Accueil > Février-Mars 2017 / N°39

Boulot de merde – Animateur périscolaire

« On fait plus du gardiennage que de l’animation »

Dans la catégorie « boulot de merde », il mérite amplement sa place. Et plutôt en haut du panier. Pourtant, faire de l’animation auprès des enfants c’est plutôt sympa, non ? C’est mignon, les gosses, comment peut-on souffrir en s’occupant d’eux ?
Les animateurs périscolaires vivent pourtant une sorte de détresse. Pas à cause des gamins, non, le problème c’est leurs conditions de travail.
À Grenoble, elles ont encore empiré depuis la rentrée. Cette détérioration a eu au moins un effet positif : entraîner un mouvement de contestation rarissime dans ce métier à la pointe de la précarisation du monde du travail.

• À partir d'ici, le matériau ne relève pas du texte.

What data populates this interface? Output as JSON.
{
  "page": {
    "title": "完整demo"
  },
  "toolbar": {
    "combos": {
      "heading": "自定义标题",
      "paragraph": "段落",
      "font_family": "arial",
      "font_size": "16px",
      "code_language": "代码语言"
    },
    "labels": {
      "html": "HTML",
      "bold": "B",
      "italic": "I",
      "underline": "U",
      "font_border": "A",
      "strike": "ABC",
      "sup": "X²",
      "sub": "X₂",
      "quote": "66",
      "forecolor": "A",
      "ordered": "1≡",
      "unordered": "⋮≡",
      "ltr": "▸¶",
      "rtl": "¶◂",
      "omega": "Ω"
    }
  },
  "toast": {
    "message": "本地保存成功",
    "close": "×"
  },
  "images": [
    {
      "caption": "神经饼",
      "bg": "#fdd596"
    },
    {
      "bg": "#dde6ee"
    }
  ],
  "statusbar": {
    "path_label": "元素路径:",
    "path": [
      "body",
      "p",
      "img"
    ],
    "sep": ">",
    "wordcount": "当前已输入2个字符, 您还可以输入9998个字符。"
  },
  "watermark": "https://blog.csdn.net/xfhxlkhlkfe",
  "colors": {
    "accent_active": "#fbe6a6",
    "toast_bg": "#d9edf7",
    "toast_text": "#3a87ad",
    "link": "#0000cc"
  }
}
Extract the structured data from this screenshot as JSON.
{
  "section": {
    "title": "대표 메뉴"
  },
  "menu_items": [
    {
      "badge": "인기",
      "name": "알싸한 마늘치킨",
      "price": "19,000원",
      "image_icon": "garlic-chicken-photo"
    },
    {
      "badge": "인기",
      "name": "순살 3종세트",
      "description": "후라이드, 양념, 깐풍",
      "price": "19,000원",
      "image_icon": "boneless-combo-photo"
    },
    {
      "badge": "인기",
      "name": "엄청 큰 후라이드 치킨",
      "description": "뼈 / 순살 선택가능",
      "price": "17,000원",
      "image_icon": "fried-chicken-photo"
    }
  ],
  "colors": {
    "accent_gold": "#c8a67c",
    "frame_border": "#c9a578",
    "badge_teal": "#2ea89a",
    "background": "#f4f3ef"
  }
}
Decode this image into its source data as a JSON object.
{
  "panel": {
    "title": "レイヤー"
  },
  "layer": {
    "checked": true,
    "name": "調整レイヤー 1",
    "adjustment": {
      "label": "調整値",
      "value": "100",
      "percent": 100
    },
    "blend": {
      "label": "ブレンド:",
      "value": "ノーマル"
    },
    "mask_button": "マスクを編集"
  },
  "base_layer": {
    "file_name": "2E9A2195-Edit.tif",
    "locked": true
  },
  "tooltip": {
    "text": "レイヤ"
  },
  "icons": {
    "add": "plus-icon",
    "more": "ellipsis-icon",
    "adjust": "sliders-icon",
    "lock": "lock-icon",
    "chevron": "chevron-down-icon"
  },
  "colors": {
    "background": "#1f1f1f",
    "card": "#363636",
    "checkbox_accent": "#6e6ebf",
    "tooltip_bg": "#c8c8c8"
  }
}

Dans un rade, Sacha, Alexandra et Zoé (pseudos) racontent leur job d’animatrice périscolaire à la ville de Grenoble. Et il y a de quoi faire rêver le patronat moderne : « on n’a pas de réel contrat. On ne sait pas vraiment combien d’heures on va bosser dans le mois, ni quels jours. »
Les animateurs périscolaires peuvent bosser le matin (entre 7h45 et 8h30), le midi (entre 11h30 et 13h30/45), et en fin d’après-midi (entre 16h et 17h30 ou 18h). Le genre d’horaires pratiques pour ne rien pouvoir faire d’autre de sa journée en n’étant payé que 4h15 à 5h au maximum, sans compter le prix et le temps du transport. La majorité d’entre eux bossent le midi et en fin d’après-midi, les lundi, mardi, jeudi et vendredi, soit de 14 à 20 heures hebdomadaires. Payés à peine plus que le Smic horaire, ils touchent autour de 600 euros par mois, pour quatre jours de travail par semaine. Rigolez pas trop, c’est le genre de futur promis par les promoteurs de l’ubérisation et de la nouvelle économie.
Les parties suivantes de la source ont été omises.